23/07/2010

Cadê você?

“Essa vida é um sonho, que acabará num piscar de olhos. Lembre-se de quem você é...”

A voz que clama pertence ao mesmo que escuta, independente do corpo em que habita. Dizem que por trás da mente, por trás de tantos pensamentos e ilusões, existe algo chamado de Verdade e que redescobrir essa Verdade é a única tarefa real dessa vida, atingir a Iluminação.

Mas o que os pensamentos nos impedem de ver? Eles nos impedem de ver que a consciência dos pensamentos já é a própria consciência da Verdade.

Quem observa?

Não há resposta, nem ninguém para responder. A consciência que enxerga o por de sol de uma tarde de verão, a consciência que enxerga o time perder a final do campeonato, a consciência que enxerga a pessoa querida ir embora já é em si a própria consciência da Verdade.
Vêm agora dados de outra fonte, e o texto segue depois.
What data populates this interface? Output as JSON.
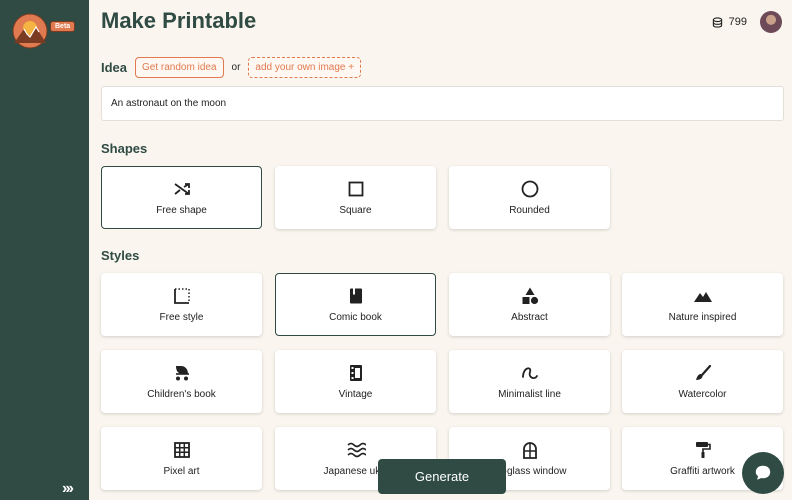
{
  "app": {
    "badge": "Beta"
  },
  "header": {
    "title": "Make Printable",
    "credits": "799"
  },
  "idea": {
    "label": "Idea",
    "random_label": "Get random idea",
    "or": "or",
    "image_label": "add your own image +",
    "value": "An astronaut on the moon"
  },
  "shapes": {
    "title": "Shapes",
    "items": [
      {
        "label": "Free shape",
        "icon": "shuffle-icon",
        "selected": true
      },
      {
        "label": "Square",
        "icon": "square-icon",
        "selected": false
      },
      {
        "label": "Rounded",
        "icon": "circle-icon",
        "selected": false
      }
    ]
  },
  "styles": {
    "title": "Styles",
    "items": [
      {
        "label": "Free style",
        "icon": "dotted-frame-icon",
        "selected": false
      },
      {
        "label": "Comic book",
        "icon": "book-icon",
        "selected": true
      },
      {
        "label": "Abstract",
        "icon": "shapes-icon",
        "selected": false
      },
      {
        "label": "Nature inspired",
        "icon": "mountains-icon",
        "selected": false
      },
      {
        "label": "Children's book",
        "icon": "stroller-icon",
        "selected": false
      },
      {
        "label": "Vintage",
        "icon": "film-icon",
        "selected": false
      },
      {
        "label": "Minimalist line",
        "icon": "squiggle-icon",
        "selected": false
      },
      {
        "label": "Watercolor",
        "icon": "brush-icon",
        "selected": false
      },
      {
        "label": "Pixel art",
        "icon": "grid-icon",
        "selected": false
      },
      {
        "label": "Japanese ukiy",
        "icon": "waves-icon",
        "selected": false
      },
      {
        "label": "ed-glass window",
        "icon": "window-icon",
        "selected": false
      },
      {
        "label": "Graffiti artwork",
        "icon": "paint-roller-icon",
        "selected": false
      }
    ]
  },
  "actions": {
    "generate_label": "Generate"
  },
  "colors": {
    "brand": "#2f4b44",
    "accent": "#e07a50",
    "background": "#faf5ef"
  }
}
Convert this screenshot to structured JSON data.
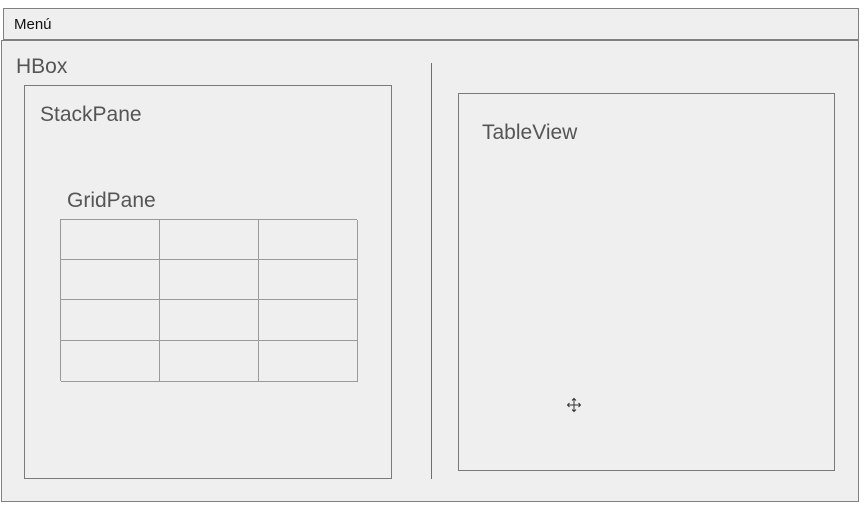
{
  "menu": {
    "label": "Menú"
  },
  "hbox": {
    "label": "HBox"
  },
  "stackpane": {
    "label": "StackPane"
  },
  "gridpane": {
    "label": "GridPane",
    "rows": 4,
    "columns": 3
  },
  "tableview": {
    "label": "TableView"
  },
  "icons": {
    "cursor": "move-cursor-icon"
  },
  "colors": {
    "background": "#efefef",
    "border": "#808080",
    "label": "#555555"
  }
}
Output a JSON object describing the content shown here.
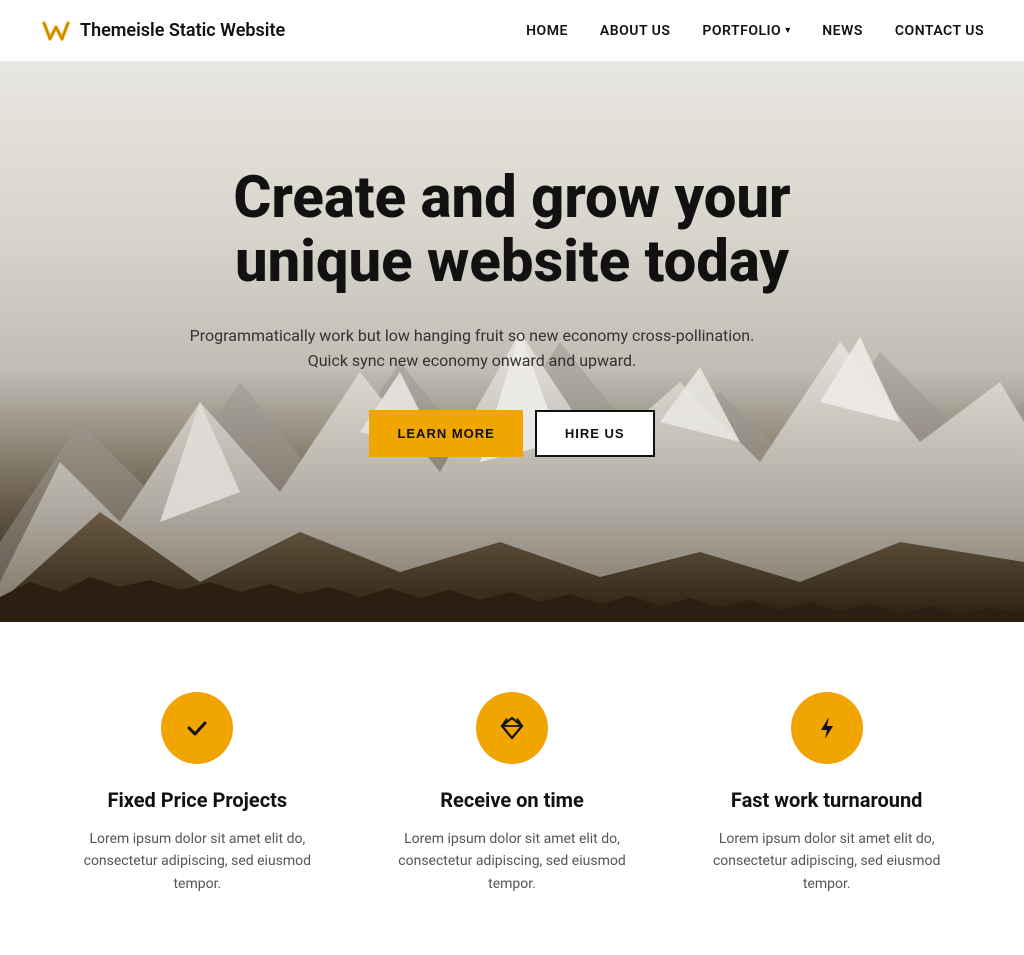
{
  "header": {
    "logo_icon_alt": "W logo",
    "logo_text": "Themeisle Static Website",
    "nav": {
      "home": "HOME",
      "about_us": "ABOUT US",
      "portfolio": "PORTFOLIO",
      "news": "NEWS",
      "contact_us": "CONTACT US"
    }
  },
  "hero": {
    "title": "Create and grow your unique website today",
    "subtitle": "Programmatically work but low hanging fruit so new economy cross-pollination. Quick sync new economy onward and upward.",
    "btn_learn_more": "LEARN MORE",
    "btn_hire_us": "HIRE US"
  },
  "features": [
    {
      "id": "fixed-price",
      "icon": "✔",
      "title": "Fixed Price Projects",
      "desc": "Lorem ipsum dolor sit amet elit do, consectetur adipiscing, sed eiusmod tempor."
    },
    {
      "id": "receive-on-time",
      "icon": "◆",
      "title": "Receive on time",
      "desc": "Lorem ipsum dolor sit amet elit do, consectetur adipiscing, sed eiusmod tempor."
    },
    {
      "id": "fast-turnaround",
      "icon": "⚡",
      "title": "Fast work turnaround",
      "desc": "Lorem ipsum dolor sit amet elit do, consectetur adipiscing, sed eiusmod tempor."
    }
  ]
}
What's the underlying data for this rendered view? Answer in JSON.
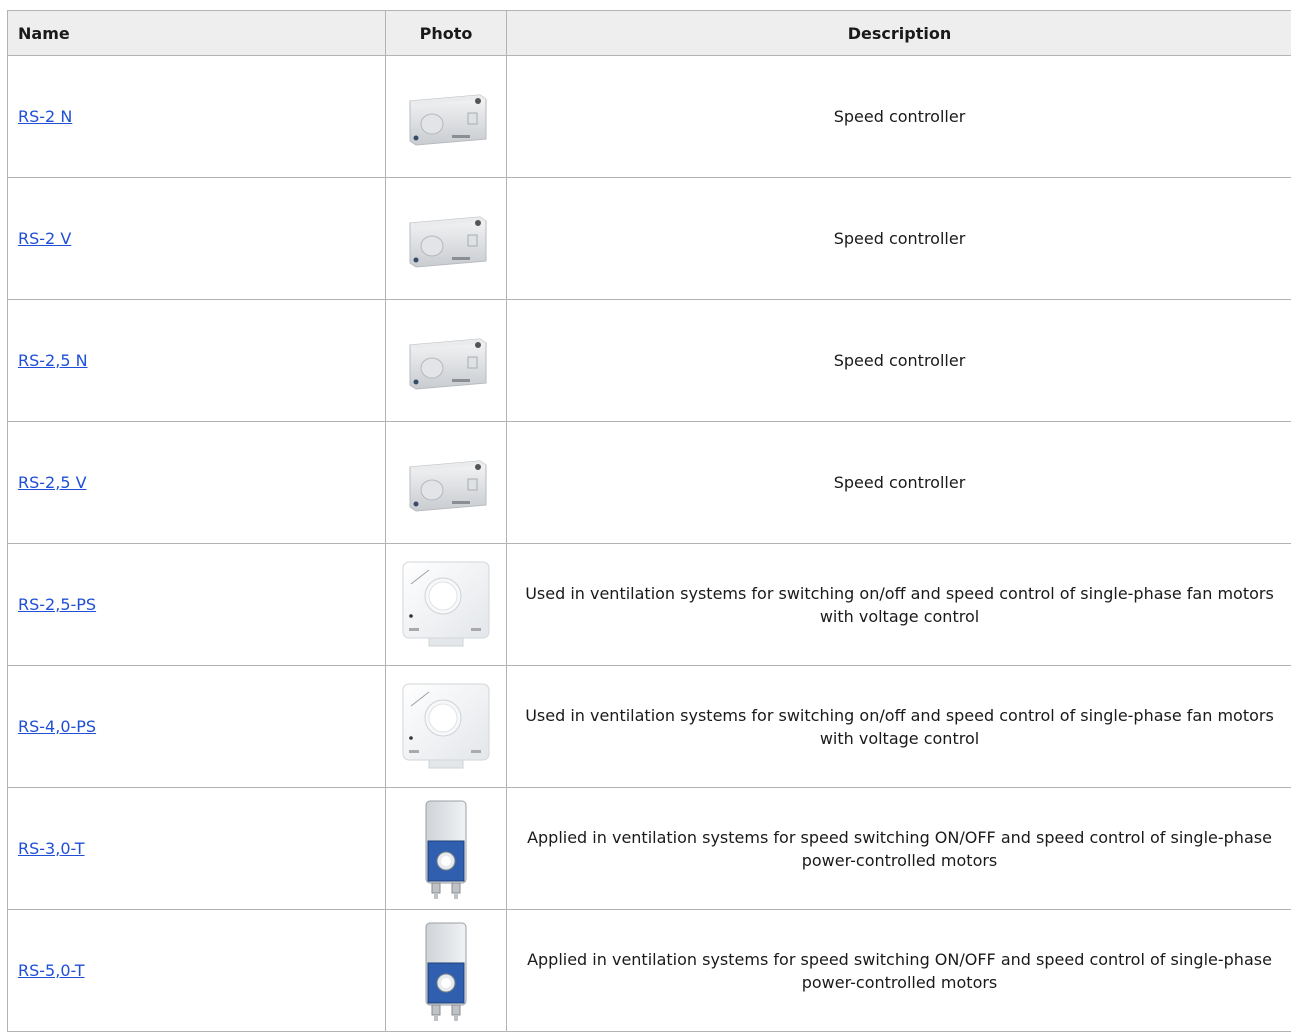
{
  "table": {
    "headers": {
      "name": "Name",
      "photo": "Photo",
      "description": "Description"
    },
    "rows": [
      {
        "name": "RS-2 N",
        "photo": "box-controller-image",
        "description": "Speed controller"
      },
      {
        "name": "RS-2 V",
        "photo": "box-controller-image",
        "description": "Speed controller"
      },
      {
        "name": "RS-2,5 N",
        "photo": "box-controller-image",
        "description": "Speed controller"
      },
      {
        "name": "RS-2,5 V",
        "photo": "box-controller-image",
        "description": "Speed controller"
      },
      {
        "name": "RS-2,5-PS",
        "photo": "square-dial-controller-image",
        "description": "Used in ventilation systems for switching on/off and speed control of single-phase fan motors with voltage control"
      },
      {
        "name": "RS-4,0-PS",
        "photo": "square-dial-controller-image",
        "description": "Used in ventilation systems for switching on/off and speed control of single-phase fan motors with voltage control"
      },
      {
        "name": "RS-3,0-T",
        "photo": "wall-box-controller-image",
        "description": "Applied in ventilation systems for speed switching ON/OFF and speed control of single-phase power-controlled motors"
      },
      {
        "name": "RS-5,0-T",
        "photo": "wall-box-controller-image",
        "description": "Applied in ventilation systems for speed switching ON/OFF and speed control of single-phase power-controlled motors"
      }
    ]
  },
  "colors": {
    "link": "#1f4fd6",
    "header_bg": "#eeeeee",
    "border": "#b3b3b3"
  }
}
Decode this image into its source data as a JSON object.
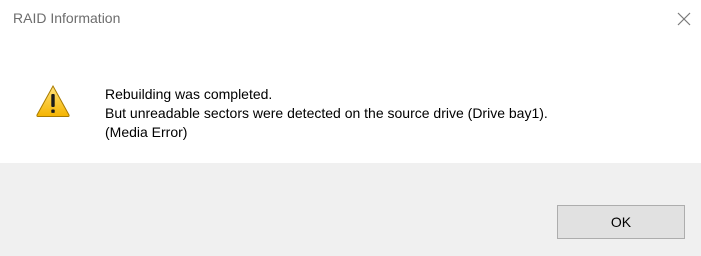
{
  "window": {
    "title": "RAID Information",
    "close_icon": "close-icon"
  },
  "message": {
    "icon": "warning-icon",
    "lines": [
      "Rebuilding was completed.",
      "But unreadable sectors were detected on the source drive (Drive bay1).",
      "(Media Error)"
    ]
  },
  "buttons": {
    "ok_label": "OK"
  },
  "colors": {
    "footer_bg": "#f0f0f0",
    "button_bg": "#e1e1e1",
    "button_border": "#adadad",
    "title_text": "#6d6d6d"
  }
}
O céu poluído não deixa de ser céu; o oceano repleto de petróleo não deixa de ser oceano e a consciência preenchida pela mente não deixa de ser consciência.

Alguns pensam que existem níveis de Iluminação, como se fosse possível construir um ranking dos grandes mestres e das grandes mestras para premiar suas redescobertas:

“Jesus Cristo sets new World Record for fastest Ilumination”.

“Shakyamuni Buddha sets new World Record for deepest perception of the Nature of the Things”.

“Osho sets new World Record for manifestation of wisdom and compassion”.


No Zen Budismo dizem que a essência da vida, a Verdade, é guardada por um portal que não tem portões, em inglês The Gateless Gate. Mas o que existe do lado de dentro desse portão?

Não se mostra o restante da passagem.